Ray Yoshida (BFA 1953) was an alum, educator, and key influence on the Chicago Imagists.
Ray Yoshida (1930–2009), painter and collagist at the forefront of the oddball Chicago Imagist movement, was an alum (BFA 1953) and influential instructor at SAIC for nearly four decades, from 1959 to 2005.
Yoshida first gained attention for his series of collages that combined small cut images found in comics and folklore with his own peculiar wit through meticulous assemblage into clean grid–like compositions. As he matured as an artist, Yoshida added painting to his repertoire, often depicting distorted and stylized, sometimes psychedelic, figures in varying situations or landscapes.
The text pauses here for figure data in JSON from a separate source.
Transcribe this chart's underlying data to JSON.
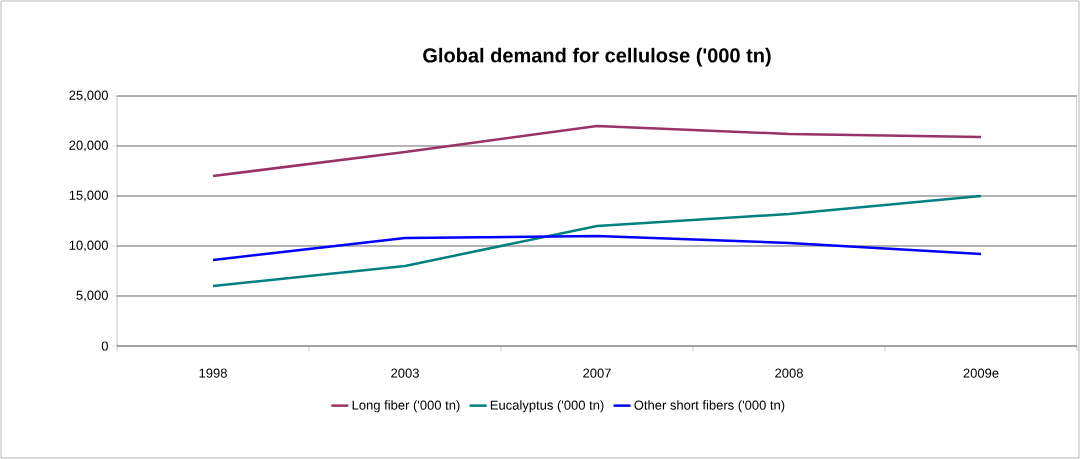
{
  "chart_data": {
    "type": "line",
    "title": "Global demand for cellulose ('000 tn)",
    "categories": [
      "1998",
      "2003",
      "2007",
      "2008",
      "2009e"
    ],
    "series": [
      {
        "name": "Long fiber ('000 tn)",
        "color": "#993366",
        "values": [
          17000,
          19400,
          22000,
          21200,
          20900
        ]
      },
      {
        "name": "Eucalyptus ('000 tn)",
        "color": "#008080",
        "values": [
          6000,
          8000,
          12000,
          13200,
          15000
        ]
      },
      {
        "name": "Other short fibers ('000 tn)",
        "color": "#0000ff",
        "values": [
          8600,
          10800,
          11000,
          10300,
          9200
        ]
      }
    ],
    "ylim": [
      0,
      25000
    ],
    "yticks": [
      {
        "value": 0,
        "label": "0"
      },
      {
        "value": 5000,
        "label": "5,000"
      },
      {
        "value": 10000,
        "label": "10,000"
      },
      {
        "value": 15000,
        "label": "15,000"
      },
      {
        "value": 20000,
        "label": "20,000"
      },
      {
        "value": 25000,
        "label": "25,000"
      }
    ],
    "grid": "y",
    "legend": "bottom",
    "marker": "none",
    "line_style": "solid"
  }
}
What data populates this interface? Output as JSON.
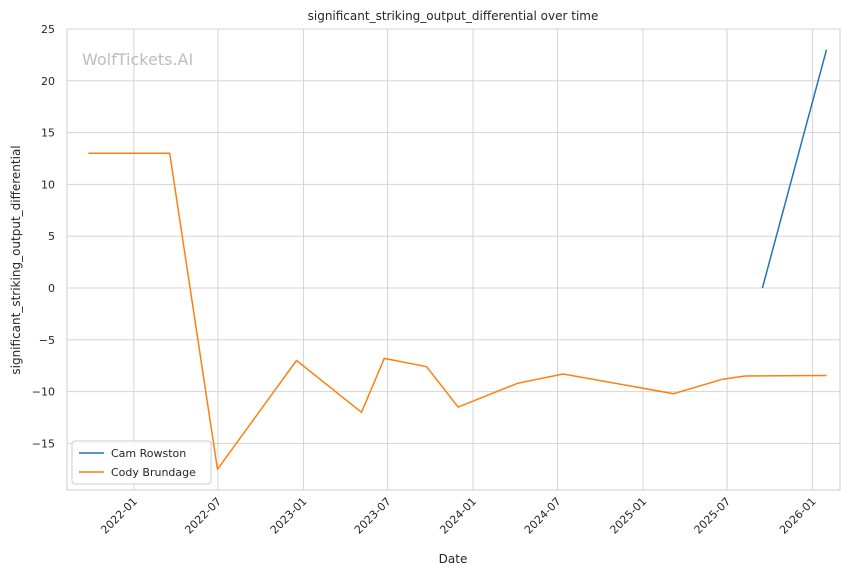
{
  "watermark": "WolfTickets.AI",
  "chart_data": {
    "type": "line",
    "title": "significant_striking_output_differential over time",
    "xlabel": "Date",
    "ylabel": "significant_striking_output_differential",
    "x_ticks": [
      "2022-01",
      "2022-07",
      "2023-01",
      "2023-07",
      "2024-01",
      "2024-07",
      "2025-01",
      "2025-07",
      "2026-01"
    ],
    "y_ticks": [
      -15,
      -10,
      -5,
      0,
      5,
      10,
      15,
      20,
      25
    ],
    "xlim": [
      "2021-08-10",
      "2026-03-01"
    ],
    "ylim": [
      -19.5,
      25
    ],
    "grid": true,
    "legend_position": "lower-left",
    "series": [
      {
        "name": "Cam Rowston",
        "color": "#1f77b4",
        "points": [
          {
            "x": "2025-09-15",
            "y": 0
          },
          {
            "x": "2026-01-31",
            "y": 23
          }
        ]
      },
      {
        "name": "Cody Brundage",
        "color": "#ff7f0e",
        "points": [
          {
            "x": "2021-09-25",
            "y": 13
          },
          {
            "x": "2022-03-19",
            "y": 13
          },
          {
            "x": "2022-06-30",
            "y": -17.5
          },
          {
            "x": "2022-12-17",
            "y": -7
          },
          {
            "x": "2023-05-06",
            "y": -12
          },
          {
            "x": "2023-06-24",
            "y": -6.8
          },
          {
            "x": "2023-09-23",
            "y": -7.6
          },
          {
            "x": "2023-11-30",
            "y": -11.5
          },
          {
            "x": "2024-04-06",
            "y": -9.2
          },
          {
            "x": "2024-07-13",
            "y": -8.3
          },
          {
            "x": "2025-03-08",
            "y": -10.2
          },
          {
            "x": "2025-06-21",
            "y": -8.8
          },
          {
            "x": "2025-08-09",
            "y": -8.5
          },
          {
            "x": "2026-01-31",
            "y": -8.45
          }
        ]
      }
    ]
  }
}
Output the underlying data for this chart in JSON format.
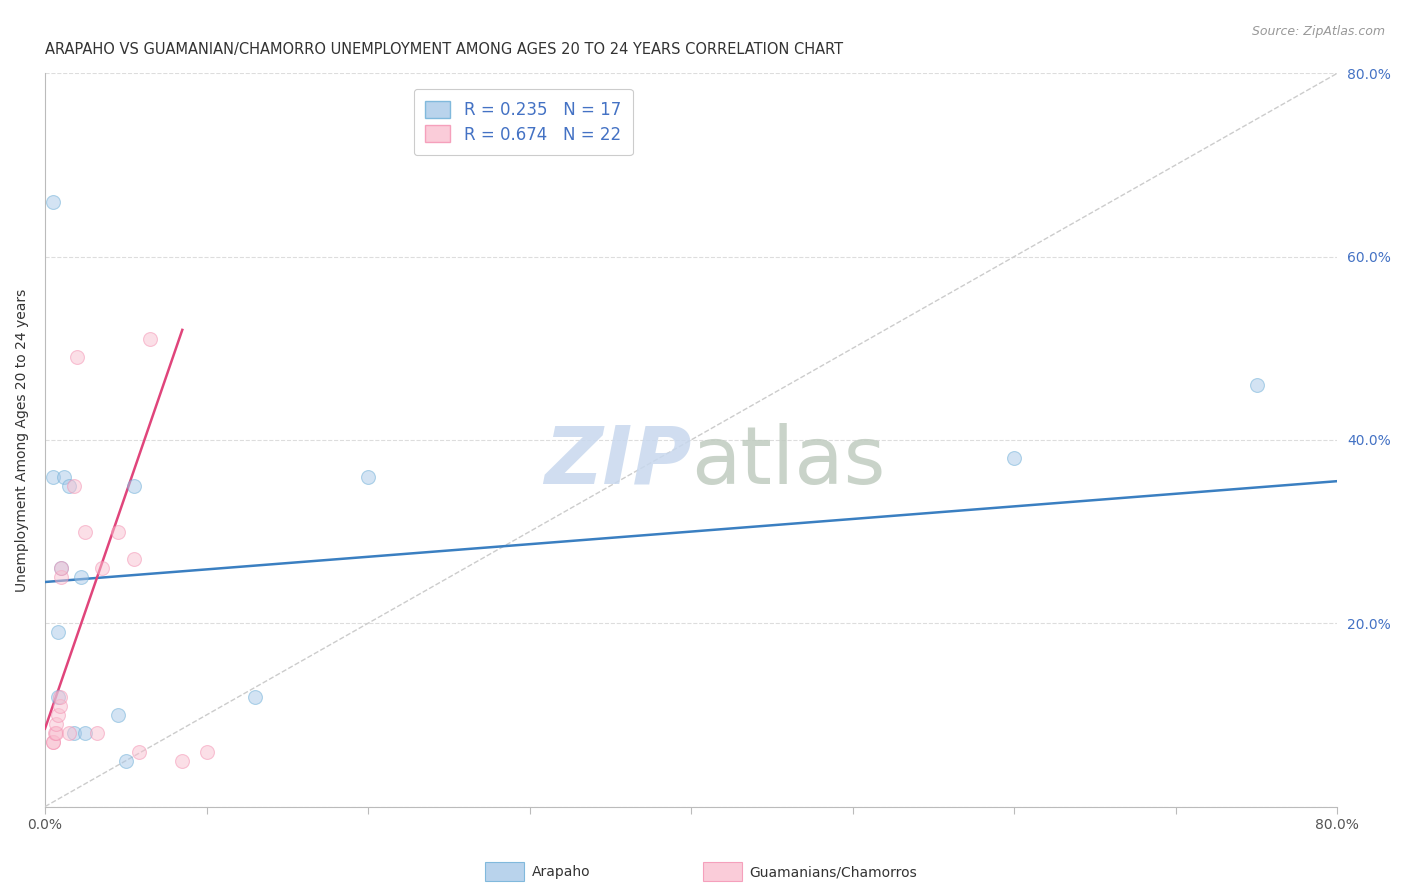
{
  "title": "ARAPAHO VS GUAMANIAN/CHAMORRO UNEMPLOYMENT AMONG AGES 20 TO 24 YEARS CORRELATION CHART",
  "source": "Source: ZipAtlas.com",
  "ylabel": "Unemployment Among Ages 20 to 24 years",
  "xlim": [
    0.0,
    0.8
  ],
  "ylim": [
    0.0,
    0.8
  ],
  "xticks": [
    0.0,
    0.1,
    0.2,
    0.3,
    0.4,
    0.5,
    0.6,
    0.7,
    0.8
  ],
  "yticks": [
    0.0,
    0.2,
    0.4,
    0.6,
    0.8
  ],
  "background_color": "#ffffff",
  "grid_color": "#dddddd",
  "arapaho_color": "#a8c8e8",
  "arapaho_edge_color": "#6baed6",
  "guamanian_color": "#f9c0d0",
  "guamanian_edge_color": "#f48fb1",
  "arapaho_line_color": "#3a7fc1",
  "guamanian_line_color": "#e0457b",
  "diagonal_color": "#cccccc",
  "legend_R_arapaho": "0.235",
  "legend_N_arapaho": "17",
  "legend_R_guamanian": "0.674",
  "legend_N_guamanian": "22",
  "arapaho_scatter_x": [
    0.005,
    0.005,
    0.012,
    0.015,
    0.018,
    0.022,
    0.025,
    0.045,
    0.05,
    0.055,
    0.13,
    0.2,
    0.6,
    0.75,
    0.008,
    0.008,
    0.01
  ],
  "arapaho_scatter_y": [
    0.66,
    0.36,
    0.36,
    0.35,
    0.08,
    0.25,
    0.08,
    0.1,
    0.05,
    0.35,
    0.12,
    0.36,
    0.38,
    0.46,
    0.19,
    0.12,
    0.26
  ],
  "guamanian_scatter_x": [
    0.005,
    0.005,
    0.006,
    0.007,
    0.007,
    0.008,
    0.009,
    0.009,
    0.01,
    0.01,
    0.015,
    0.018,
    0.02,
    0.025,
    0.032,
    0.035,
    0.045,
    0.055,
    0.058,
    0.065,
    0.085,
    0.1
  ],
  "guamanian_scatter_y": [
    0.07,
    0.07,
    0.08,
    0.08,
    0.09,
    0.1,
    0.11,
    0.12,
    0.25,
    0.26,
    0.08,
    0.35,
    0.49,
    0.3,
    0.08,
    0.26,
    0.3,
    0.27,
    0.06,
    0.51,
    0.05,
    0.06
  ],
  "arapaho_line_x0": 0.0,
  "arapaho_line_x1": 0.8,
  "arapaho_line_y0": 0.245,
  "arapaho_line_y1": 0.355,
  "guamanian_line_x0": 0.0,
  "guamanian_line_x1": 0.085,
  "guamanian_line_y0": 0.085,
  "guamanian_line_y1": 0.52,
  "marker_size": 100,
  "marker_alpha": 0.5,
  "title_fontsize": 10.5,
  "label_fontsize": 10,
  "tick_fontsize": 10,
  "legend_fontsize": 12,
  "right_ytick_color": "#4472c4",
  "right_ytick_fontsize": 10,
  "watermark_zip_color": "#c8d8ee",
  "watermark_atlas_color": "#c0ccc0"
}
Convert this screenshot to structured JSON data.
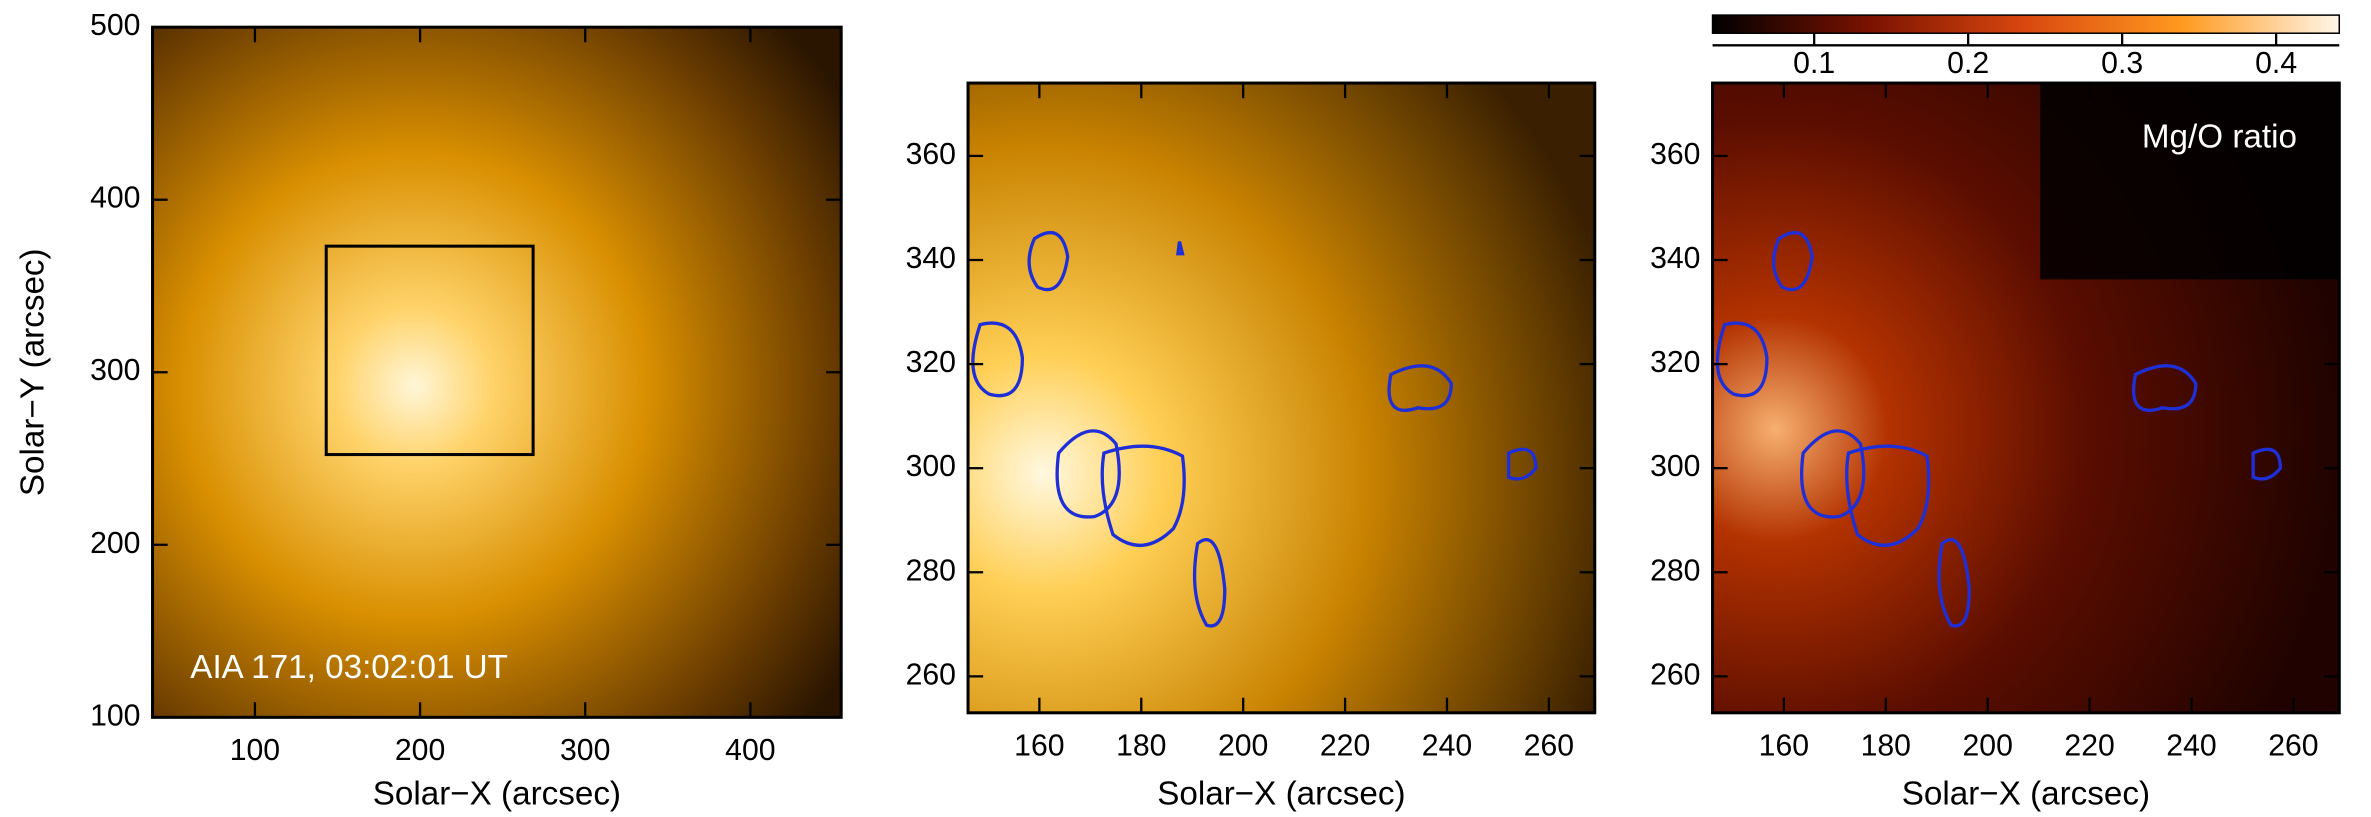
{
  "chart_data": [
    {
      "type": "image",
      "xlabel": "Solar−X (arcsec)",
      "ylabel": "Solar−Y (arcsec)",
      "xlim": [
        38,
        455
      ],
      "ylim": [
        100,
        500
      ],
      "xticks": [
        100,
        200,
        300,
        400
      ],
      "yticks": [
        100,
        200,
        300,
        400,
        500
      ],
      "annotation": "AIA 171, 03:02:01 UT"
    },
    {
      "type": "image",
      "xlabel": "Solar−X (arcsec)",
      "xlim": [
        146,
        269
      ],
      "ylim": [
        253,
        374
      ],
      "xticks": [
        160,
        180,
        200,
        220,
        240,
        260
      ],
      "yticks": [
        260,
        280,
        300,
        320,
        340,
        360
      ]
    },
    {
      "type": "image",
      "xlabel": "Solar−X (arcsec)",
      "xlim": [
        146,
        269
      ],
      "ylim": [
        253,
        374
      ],
      "xticks": [
        160,
        180,
        200,
        220,
        240,
        260
      ],
      "yticks": [
        260,
        280,
        300,
        320,
        340,
        360
      ],
      "annotation": "Mg/O ratio",
      "colorbar": {
        "lim": [
          0.034,
          0.441
        ],
        "ticks": [
          0.1,
          0.2,
          0.3,
          0.4
        ],
        "colors": [
          "#000000",
          "#7a1200",
          "#d9480f",
          "#ff9a1f",
          "#fff6ea"
        ]
      }
    }
  ]
}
In the 1990s, he returned to his collages. Whatever the medium, Yoshida was consistently praised for his emotive and inventive use of color and humor.
Yoshida studied art at the University of Hawaii in his home state, but before he could graduate he was drafted into the Korean War. After his service he moved to Chicago (where his sister lived), resumed his studies, and graduated from SAIC before going on to receive an MFA from Syracuse University. One year later, he returned to SAIC as a teacher where he remained until 2005.
By all accounts a witty, mysterious, and excellent instructor, Yoshida taught and mentored an impressive bill of students over the decades, perhaps most notably those who made up the surreal Chicago Imagist school, including Jim Nutt, Roger Brown, Ed Paschke, and Christina Ramberg, among many others. Many of his students who found great success as artists dedicated their work to him and even named paintings after him.
Throughout his career, Yoshida showed his work nationally at prestigious institutions and he continues to be honored with retrospectives, including the Touch and Go: Ray Yoshida and his Spheres of Influence at SAIC’s Sullivan Galleries in 2010–11. He was regularly featured at the Phyllis Kind Gallery, Museum of Contemporary Art, Chicago, and the Art Institute of Chicago, and his work can still be found in their collections, as well as in those of the Hawaii State Art Museum and the National Museum of American Art in Washington.
John Corbett, SAIC faculty, curator, and cofounder of Corbett vs. Dempsey gallery, notes in the catalogue for Tough and Go, “Ray Yoshida’s career is an integral storyline in Chicago art. Yoshida was encouraged by his professors to ‘do his own thing,’ to search for what it was that made him tick, rather than follow the path of a movement or group. In turn, that’s how Yoshida advised his pupils. This is a classic part of the Chicago sensibility: to push yourself and develop your own unique identity. Although the Imagists—many of whom studied with Yoshida—were exhibited as groups such as The Hairy Who?, The False Image, and The Non-Plussed Some, they were composed of fiercely individualistic artists. This is part of Yoshida’s legacy and an aspect that the show seeks to convey.”